Brendan McArdle

Personal information
- Full name: Brendan Joseph McArdle
- Born: 2 March 1952 (age 74) Melbourne, Victoria, Australia
- Batting: Right-handed
- Bowling: Right-arm medium-fast
- Role: Batsman

Domestic team information
- 1976/77–1978/79: Victoria
- 1984; 1989: Staffordshire

Career statistics
| Competition | First-class | List A |
| Matches | 11 | 2 |
| Runs scored | 600 | 38 |
| Batting average | 30.81 | 19.00 |
| 100s/50s | 0/3 | 0/0 |
| Top score | 78 | 37 |
| Balls bowled | 1,172 | 60 |
| Wickets | 13 | 1 |
| Bowling average | 43.00 | 63.00 |
| 5 wickets in innings | 0 | 0 |
| 10 wickets in match | 0 | 0 |
| Best bowling | 3/40 | 1/40 |
| Catches/stumpings | 3/– | 0/– |
- Source: Cricinfo, 12 September 2020

= Brendan McArdle =

Australian cricketer

Brendan Joseph McArdle (born 2 March 1952) is a former Australia first-class cricketer. McArdle played as a right-handed batsman who bowled right-arm medium-fast. He was born in Melbourne, Victoria.
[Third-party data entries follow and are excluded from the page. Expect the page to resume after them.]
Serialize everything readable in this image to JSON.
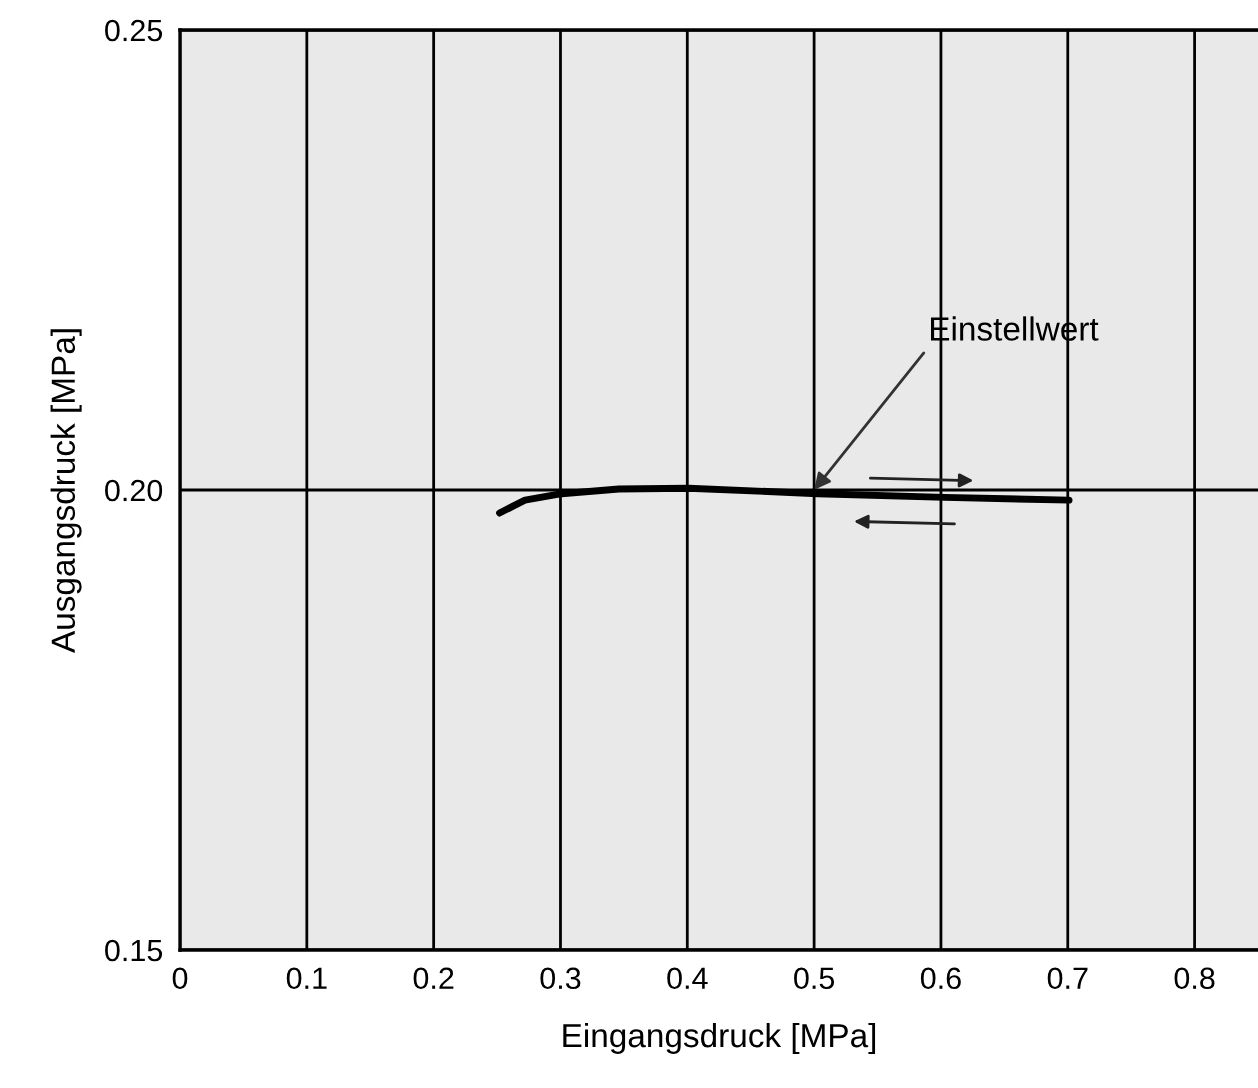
{
  "chart_data": {
    "type": "line",
    "xlabel": "Eingangsdruck [MPa]",
    "ylabel": "Ausgangsdruck [MPa]",
    "x": [
      0.252,
      0.272,
      0.301,
      0.346,
      0.401,
      0.503,
      0.603,
      0.701
    ],
    "series": [
      {
        "color": "#000000",
        "values": [
          0.1975,
          0.1989,
          0.1996,
          0.2001,
          0.2002,
          0.1996,
          0.1992,
          0.1989
        ]
      }
    ],
    "xlim": [
      0,
      0.85
    ],
    "ylim": [
      0.15,
      0.25
    ],
    "xticks": [
      0,
      0.1,
      0.2,
      0.3,
      0.4,
      0.5,
      0.6,
      0.7,
      0.8
    ],
    "yticks": [
      0.15,
      {
        "value": 0.2,
        "label": "0.20"
      },
      0.25
    ],
    "grid": true,
    "marker": "none",
    "line_style": "solid",
    "annotations": [
      {
        "text": "Einstellwert",
        "x": 0.5,
        "y": 0.2
      }
    ]
  }
}
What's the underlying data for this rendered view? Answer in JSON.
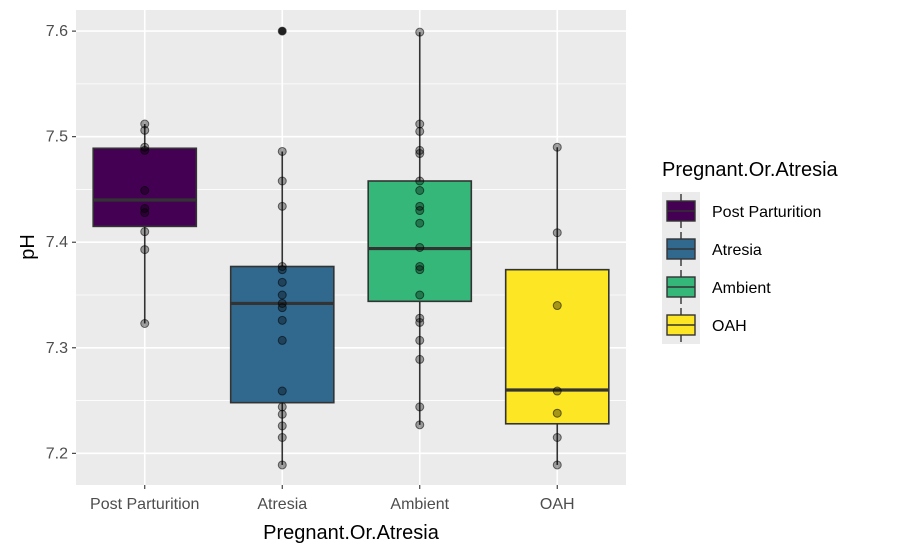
{
  "chart_data": {
    "type": "boxplot",
    "xlabel": "Pregnant.Or.Atresia",
    "ylabel": "pH",
    "ylim": [
      7.17,
      7.62
    ],
    "yticks": [
      7.2,
      7.3,
      7.4,
      7.5,
      7.6
    ],
    "ytick_labels": [
      "7.2",
      "7.3",
      "7.4",
      "7.5",
      "7.6"
    ],
    "categories": [
      "Post Parturition",
      "Atresia",
      "Ambient",
      "OAH"
    ],
    "grid": true,
    "legend": {
      "title": "Pregnant.Or.Atresia",
      "position": "right",
      "entries": [
        "Post Parturition",
        "Atresia",
        "Ambient",
        "OAH"
      ]
    },
    "series": [
      {
        "category": "Post Parturition",
        "color": "#440154",
        "q1": 7.415,
        "median": 7.44,
        "q3": 7.489,
        "whisker_low": 7.323,
        "whisker_high": 7.512,
        "outliers": [],
        "points": [
          7.512,
          7.506,
          7.49,
          7.487,
          7.449,
          7.432,
          7.428,
          7.41,
          7.393,
          7.323
        ]
      },
      {
        "category": "Atresia",
        "color": "#31688e",
        "q1": 7.248,
        "median": 7.342,
        "q3": 7.377,
        "whisker_low": 7.189,
        "whisker_high": 7.486,
        "outliers": [
          7.6
        ],
        "points": [
          7.6,
          7.486,
          7.458,
          7.434,
          7.377,
          7.374,
          7.362,
          7.35,
          7.342,
          7.338,
          7.326,
          7.307,
          7.259,
          7.244,
          7.237,
          7.226,
          7.215,
          7.189
        ]
      },
      {
        "category": "Ambient",
        "color": "#35b779",
        "q1": 7.344,
        "median": 7.394,
        "q3": 7.458,
        "whisker_low": 7.227,
        "whisker_high": 7.599,
        "outliers": [],
        "points": [
          7.599,
          7.512,
          7.505,
          7.487,
          7.484,
          7.458,
          7.449,
          7.434,
          7.43,
          7.418,
          7.395,
          7.377,
          7.374,
          7.35,
          7.328,
          7.324,
          7.307,
          7.289,
          7.244,
          7.227
        ]
      },
      {
        "category": "OAH",
        "color": "#fde725",
        "q1": 7.228,
        "median": 7.26,
        "q3": 7.374,
        "whisker_low": 7.189,
        "whisker_high": 7.49,
        "outliers": [],
        "points": [
          7.49,
          7.409,
          7.34,
          7.259,
          7.238,
          7.215,
          7.189
        ]
      }
    ]
  }
}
McArdle made his first-class cricket debut for Victoria against South Australia in the 1976–77 Sheffield Shield. He made 10 further first-class appearances for Victoria, the last coming against Tasmania in the 1978–79 Sheffield Shield. An all-rounder, McArdle scored 339 runs at an average of 30.81. He made three half centuries, with a high score of 78. This came against South Australia on debut. With the ball, McArdle took 13 wickets at a bowling average of 43.00, with best figures of 3/40. An infrequent player for Victoria, the 1978–79 season was his last for the state.

In the early 1980s, McArdle played for a number of teams in the Lancashire League as a professional. He also played for Staffordshire County Cricket Club, making his debut against Hertfordshire in the 1984 Minor Counties Championship. He made his List A cricket debut for the county against Gloucestershire, scoring 37 runs. McArdle continued to feature in the Lancashire League, returning to Staffordshire to play his second and final List A match against Glamorgan in the 1989 NatWest Trophy.